With similar all-black works selling at auction for $1m, it seems inconceivable that Guyton was not trying to draw attention to his market and how it functions. The price might have been fixed but the mechanics of distribution were still determined by other means: access to dealers, previous acquisitions or even a collector being savvy enough to know which of his regional dealers were present and where. Guyton’s ploy is not much different from—though almost the inverse of—Banksy’s own move of setting up a stall in Central Park and selling his works to passersby. Both draw attention to how the works are sold and to whom. For Banksy, the question was whether “civilians” would care about his art; for Guyton, the issue is who gets a work and by what process as opposed to an auction where the only thing that matters is spending the most money.

With that in mind, it is worth looking at Guyton’s recent auction history to see why it has become the backdrop for Guyton’s dramatic market maneuvers. The good people at Artnet provided Guyton’s recent auction sales. From 2008 until late May of this year, only 82 works by Wade Guyton have been auctioned. That’s a tiny sample numerically and all the following conversation needs to be conducted with the caveat that these are lumpy numbers.

Guyton Avg Price v Total Sales 08-14

 

Having said that, 2014 has been a watershed for Guyton. Twice as much money has been spent on his work in the first half of the year than in all of the previous year. That money went to pay for half as many works. So while Guyton’s overall sales volume has just about doubled or increased 100%, the average price of his works has gone up nearly four fold or 240%.

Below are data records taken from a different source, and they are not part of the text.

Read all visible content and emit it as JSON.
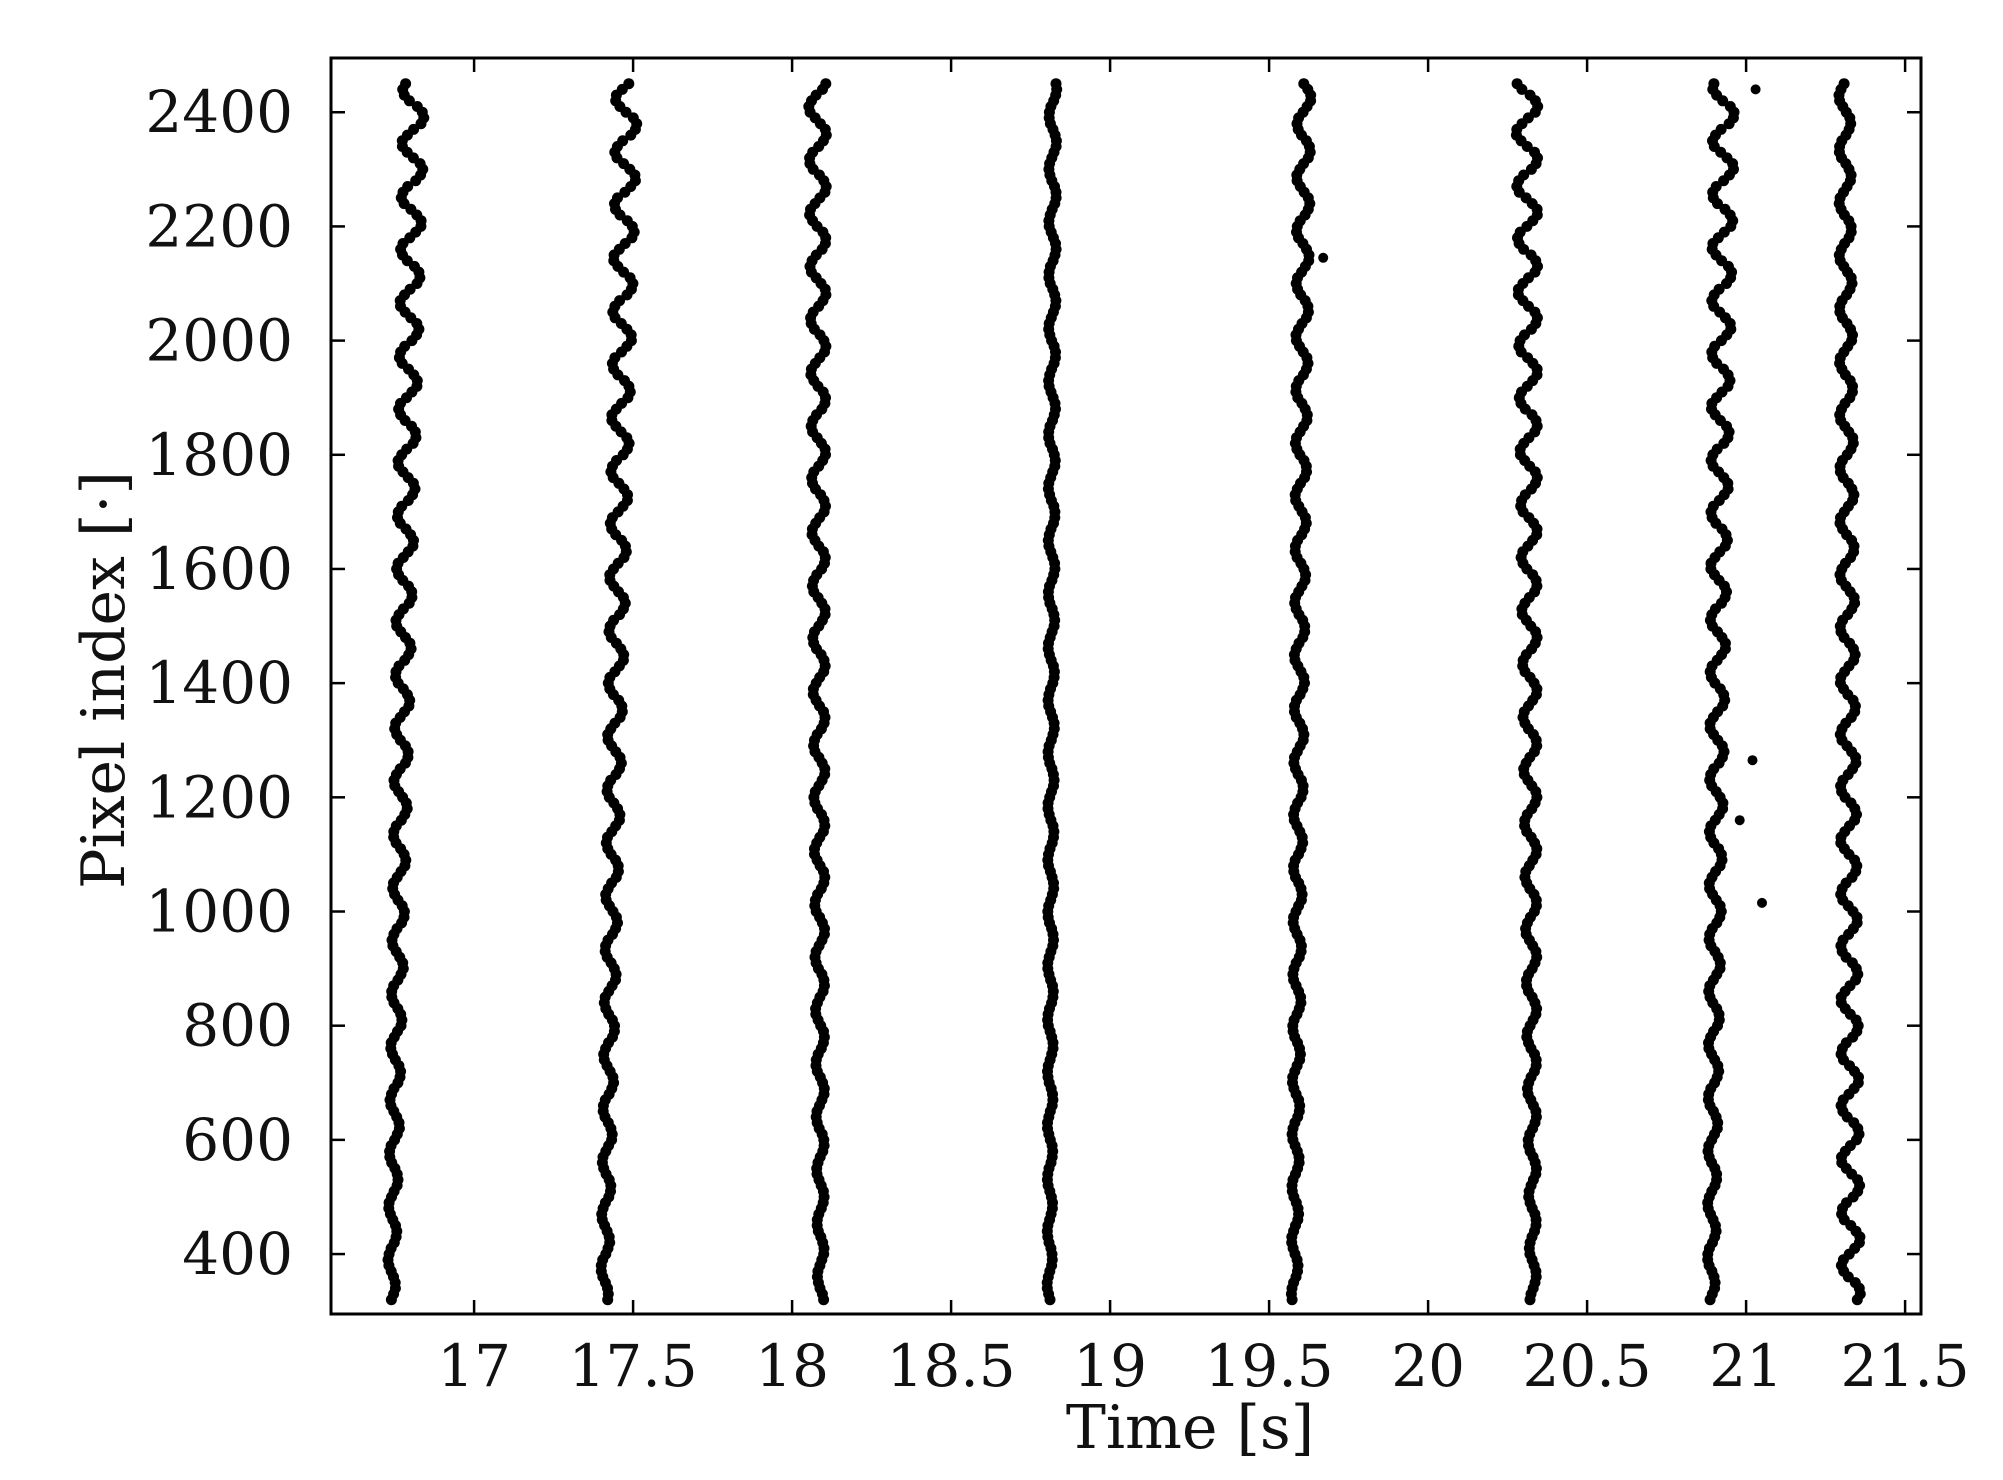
{
  "chart_data": {
    "type": "scatter",
    "title": "",
    "xlabel": "Time [s]",
    "ylabel": "Pixel index [·]",
    "xlim": [
      16.55,
      21.55
    ],
    "ylim": [
      295,
      2495
    ],
    "x_ticks": [
      17,
      17.5,
      18,
      18.5,
      19,
      19.5,
      20,
      20.5,
      21,
      21.5
    ],
    "x_tick_labels": [
      "17",
      "17.5",
      "18",
      "18.5",
      "19",
      "19.5",
      "20",
      "20.5",
      "21",
      "21.5"
    ],
    "y_ticks": [
      400,
      600,
      800,
      1000,
      1200,
      1400,
      1600,
      1800,
      2000,
      2200,
      2400
    ],
    "y_tick_labels": [
      "400",
      "600",
      "800",
      "1000",
      "1200",
      "1400",
      "1600",
      "1800",
      "2000",
      "2200",
      "2400"
    ],
    "grid": false,
    "legend": false,
    "marker_color": "#000000",
    "bursts": [
      {
        "y_range": [
          320,
          2440
        ],
        "x_bottom": 16.74,
        "x_top": 16.81,
        "wave_amp_bottom": 0.012,
        "wave_amp_top": 0.035
      },
      {
        "y_range": [
          320,
          2440
        ],
        "x_bottom": 17.41,
        "x_top": 17.48,
        "wave_amp_bottom": 0.012,
        "wave_amp_top": 0.035
      },
      {
        "y_range": [
          320,
          2440
        ],
        "x_bottom": 18.09,
        "x_top": 18.08,
        "wave_amp_bottom": 0.01,
        "wave_amp_top": 0.028
      },
      {
        "y_range": [
          320,
          2440
        ],
        "x_bottom": 18.81,
        "x_top": 18.82,
        "wave_amp_bottom": 0.008,
        "wave_amp_top": 0.012
      },
      {
        "y_range": [
          320,
          2440
        ],
        "x_bottom": 19.58,
        "x_top": 19.61,
        "wave_amp_bottom": 0.01,
        "wave_amp_top": 0.022
      },
      {
        "y_range": [
          320,
          2440
        ],
        "x_bottom": 20.33,
        "x_top": 20.31,
        "wave_amp_bottom": 0.01,
        "wave_amp_top": 0.035
      },
      {
        "y_range": [
          320,
          2440
        ],
        "x_bottom": 20.89,
        "x_top": 20.93,
        "wave_amp_bottom": 0.012,
        "wave_amp_top": 0.035
      },
      {
        "y_range": [
          320,
          2440
        ],
        "x_bottom": 21.33,
        "x_top": 21.31,
        "wave_amp_bottom": 0.03,
        "wave_amp_top": 0.018
      }
    ],
    "outliers": [
      {
        "x": 19.67,
        "y": 2145
      },
      {
        "x": 21.02,
        "y": 1265
      },
      {
        "x": 21.05,
        "y": 1015
      },
      {
        "x": 20.98,
        "y": 1160
      },
      {
        "x": 21.03,
        "y": 2440
      }
    ]
  }
}
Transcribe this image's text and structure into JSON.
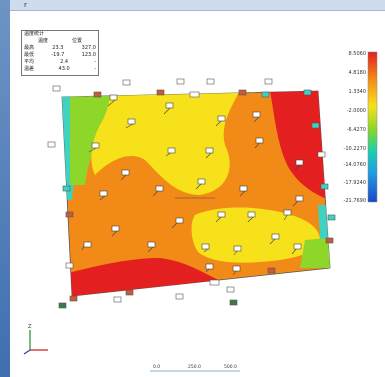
{
  "window": {
    "title": "r"
  },
  "info_box": {
    "title": "温度统计",
    "columns": [
      "温度",
      "位置"
    ],
    "rows": [
      {
        "label": "最高",
        "v1": "23.3",
        "v2": "327.0"
      },
      {
        "label": "最低",
        "v1": "-19.7",
        "v2": "123.0"
      },
      {
        "label": "平均",
        "v1": "2.4",
        "v2": "-"
      },
      {
        "label": "温差",
        "v1": "43.0",
        "v2": "-"
      }
    ]
  },
  "legend": {
    "labels": [
      "8.5060",
      "4.8180",
      "1.3340",
      "-2.0000",
      "-6.4270",
      "-10.2270",
      "-14.0760",
      "-17.9240",
      "-21.7690"
    ],
    "colors": [
      "#e41f1f",
      "#f28a17",
      "#f7e11b",
      "#86d628",
      "#1fcfae",
      "#1e9fe3",
      "#1a48c8"
    ]
  },
  "axis_triad": {
    "z": "Z"
  },
  "bottom_scale": [
    "0.0",
    "250.0",
    "500.0"
  ]
}
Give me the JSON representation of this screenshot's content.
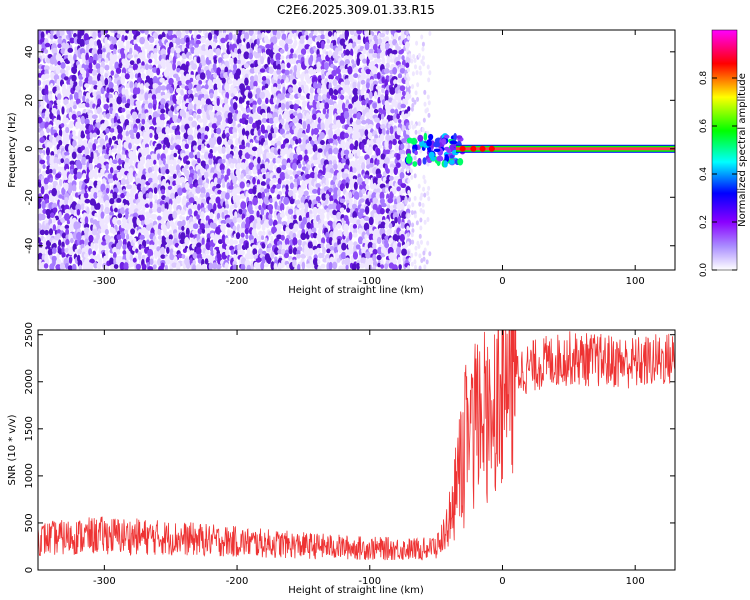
{
  "title": "C2E6.2025.309.01.33.R15",
  "colors": {
    "snr_line": "#ee3333",
    "spec_dots": "#6a1fe0",
    "axis": "#000000"
  },
  "chart_data": [
    {
      "type": "heatmap",
      "title": "C2E6.2025.309.01.33.R15",
      "xlabel": "Height of straight line (km)",
      "ylabel": "Frequency (Hz)",
      "xlim": [
        -350,
        130
      ],
      "ylim": [
        -50,
        49
      ],
      "xticks": [
        -300,
        -200,
        -100,
        0,
        100
      ],
      "xtick_labels": [
        "-300",
        "-200",
        "-100",
        "0",
        "100"
      ],
      "yticks": [
        -40,
        -20,
        0,
        20,
        40
      ],
      "ytick_labels": [
        "-40",
        "-20",
        "0",
        "20",
        "40"
      ],
      "colorbar": {
        "label": "Normalized spectral amplitude",
        "range": [
          0,
          1
        ],
        "ticks": [
          0.0,
          0.2,
          0.4,
          0.6,
          0.8
        ],
        "tick_labels": [
          "0.0",
          "0.2",
          "0.4",
          "0.6",
          "0.8"
        ],
        "stops": [
          "#ffffff",
          "#8a00ff",
          "#0000ff",
          "#00ffff",
          "#00ff00",
          "#ffff00",
          "#ff0000",
          "#ff00ff"
        ]
      },
      "regions": [
        {
          "name": "noise",
          "x_range": [
            -350,
            -72
          ],
          "freq_range": [
            -50,
            49
          ],
          "amplitude": 0.15
        },
        {
          "name": "sparse noise",
          "x_range": [
            -72,
            -55
          ],
          "freq_range": [
            -50,
            49
          ],
          "amplitude": 0.05
        },
        {
          "name": "transition",
          "x_range": [
            -72,
            -30
          ],
          "freq_range": [
            -15,
            5
          ],
          "amplitude": 0.5
        },
        {
          "name": "DC line",
          "x_range": [
            -40,
            130
          ],
          "freq_range": [
            -0.6,
            0.6
          ],
          "amplitude": 0.95
        }
      ]
    },
    {
      "type": "line",
      "xlabel": "Height of straight line (km)",
      "ylabel": "SNR (10 * v/v)",
      "xlim": [
        -350,
        130
      ],
      "ylim": [
        0,
        2550
      ],
      "xticks": [
        -300,
        -200,
        -100,
        0,
        100
      ],
      "xtick_labels": [
        "-300",
        "-200",
        "-100",
        "0",
        "100"
      ],
      "yticks": [
        0,
        500,
        1000,
        1500,
        2000,
        2500
      ],
      "ytick_labels": [
        "0",
        "500",
        "1000",
        "1500",
        "2000",
        "2500"
      ],
      "series": [
        {
          "name": "SNR",
          "x": [
            -350,
            -300,
            -250,
            -200,
            -150,
            -100,
            -60,
            -50,
            -45,
            -40,
            -35,
            -30,
            -25,
            -20,
            -15,
            -10,
            -5,
            0,
            10,
            20,
            30,
            50,
            100,
            130
          ],
          "values": [
            330,
            370,
            340,
            300,
            260,
            230,
            220,
            250,
            350,
            550,
            900,
            1300,
            1550,
            1600,
            1650,
            1750,
            1850,
            1950,
            2100,
            2150,
            2200,
            2250,
            2200,
            2250
          ]
        }
      ]
    }
  ]
}
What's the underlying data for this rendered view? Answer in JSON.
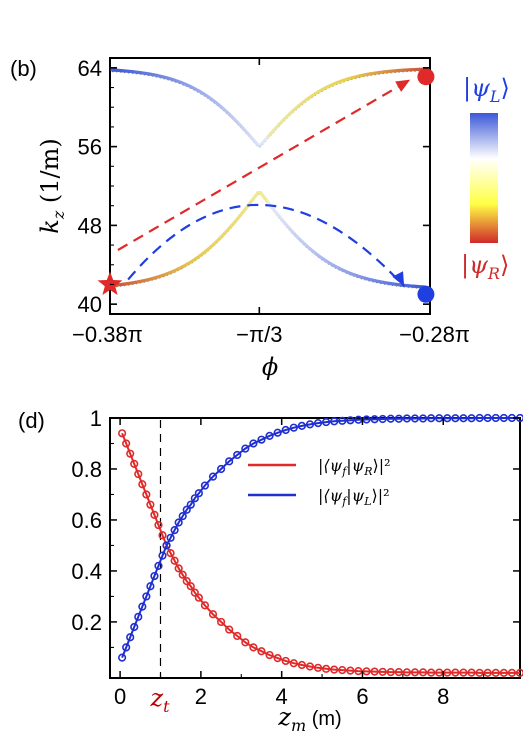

That kind of acceleration can been frightening and de-stabilizing and might, perhaps, explain some of the artist’s fixation on his runaway prices.

To make matters worse, the average prices are misleading here. With so few works sold at auction—17 in 2011, 16 in 2012 and 21 in 2013—It is a handful of works that is driving the price momentum. So far this year, three flaming U works of different sizes have sold for $1m, $3.5m and $6m. That $10.5m is more than half of the total. for the year and exceeds the value of all 21 works sold in 2013.

Not everything Guyton makes is going up in value either. Three stainless steel U sculptures have appeared at auction. Two years ago in London, one of the V.5 edition made a very strong £193k ($299k.) Perhaps responding to that strong price, another version sold a year later at Phillips in New York for $365k which is a decent advance on the previous price but not a dramatic change.

Unfortunately, a slightly smaller, earlier version of the sculpture was offered in May but found no takers even as the market fought over Guyton’s other works. That sales history may show that the number of collectors who want the U sculpture is not great enough to sustain price momentum or extend demand from one series to a similar one.

Whatever the explanation, the story validates Guyton’s skepticism about the market and his emphasis on maintaining good relations with his various dealers and their clientele. Now, if he’s lucky, this work on offer at Sotheby’s will sell nicely within estimates but without too much fanfare and allow the art world to get used to his new price level but not make such a big deal about it.